Learning esteem toward nature is basic learning for life. When students know more about nature they learn about responsibility, respect and the connectedness of human beings with nature.
Author and inspirational speaker Brock Tully of West Vancouver started his third North American cycling tour called “Kindness … Cycle it Forward!”. Over the next nine months he wants to cycle 18,000 kilometers throughout the U.S. visiting schools and communities.
His goal is to challenge people and communities to be kinder: “The biggest highlight is always the kindness of people in all walks of life,” he said. “Kindness has no age, style, religion, ethnicity.” Kind acts are a pure expression of esteem we want to give others.
His unique idea for raising conscious about being kind is simple: he distributes bracelets which people wear on their left wrist until they do an act of kindness, then they move it to the right wrist.
Greg Mortenson, 51, started the initiative “Pennies for Peace” fifteen years ago in River Falls, WI.
Pennies for Peace collects money, much of it pennies, to build schools overseas.
A penny might not go far in the U.S. today but in Pakistan it can buy a pencil.
More than 3,000 schools, organizations and individuals have participated since its inception and have raised more than 100 million pennies.
Mortenson gets esteem for his peace bringing action when he visits the schools being built overseas.
“What I want kids to know the most is that anybody can make a difference,” he said. “If you start out every day doing one small thing, you can build big dreams.”
It’s not so common to see Public Elementary Schools and Private Universities in partnership, but the Searcy Public School District in Searcy, Arkansas is an exception of this rule. Westside Elementary school has developed an ongoing partnership with Harding University.
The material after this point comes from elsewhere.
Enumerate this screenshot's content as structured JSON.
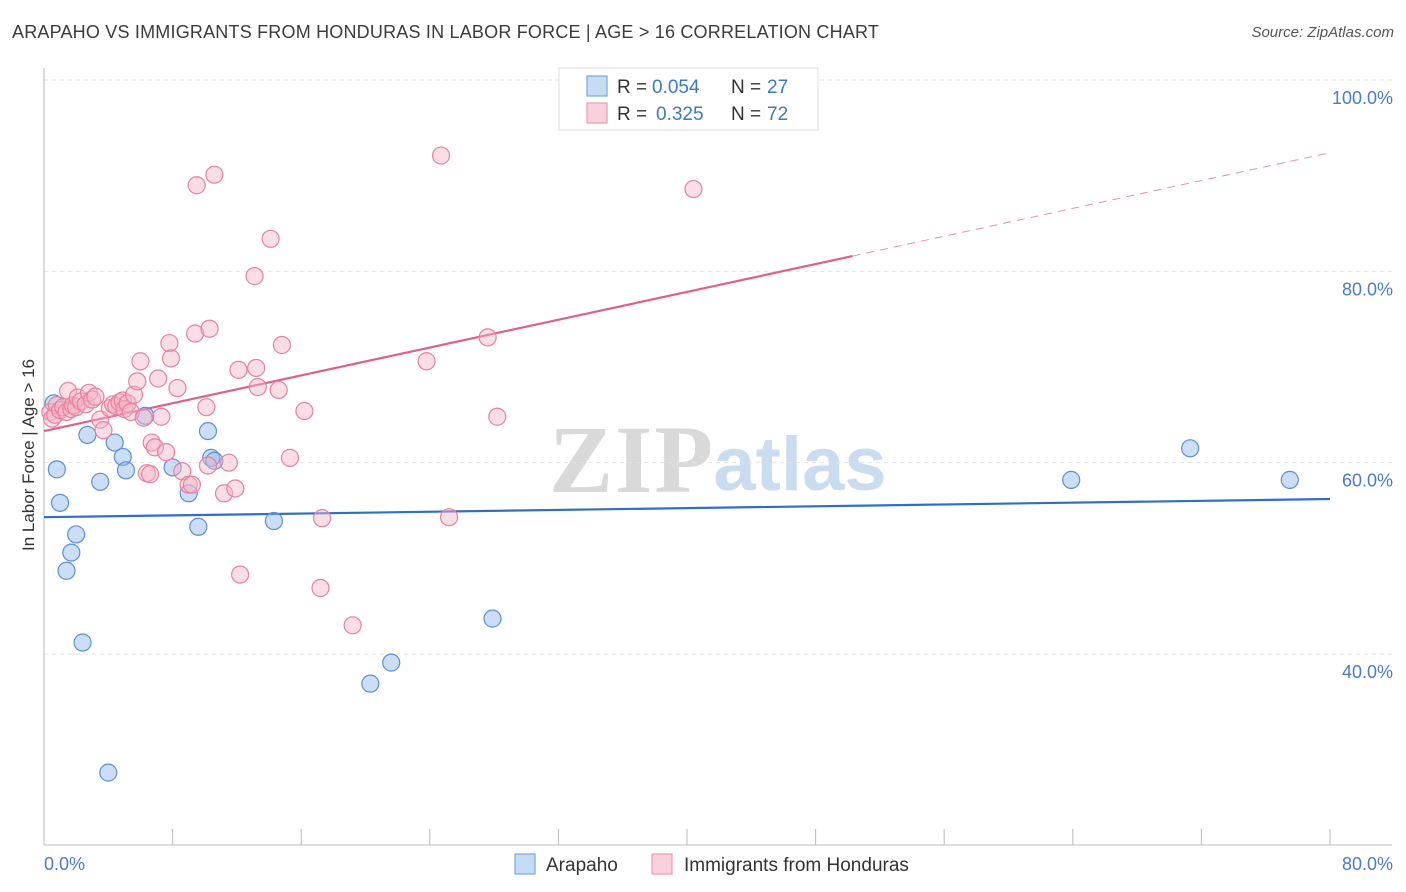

Thanks to their partnership third grade students are learning firsthand about the challenges of physics research.
Physical chemistry professor Dr. Ed Wilson of Harding University, an ambassador to NASA, comes once a year to teach students about space-related challenges.
Last year students were able to put their names on the Mars Phoenix Lander.
Partnerships like this increase the fun of learning and the understanding of scientific problems and their solutions. Primary School students and University professors give each other esteem through this partnership and create great learning experience for both sides.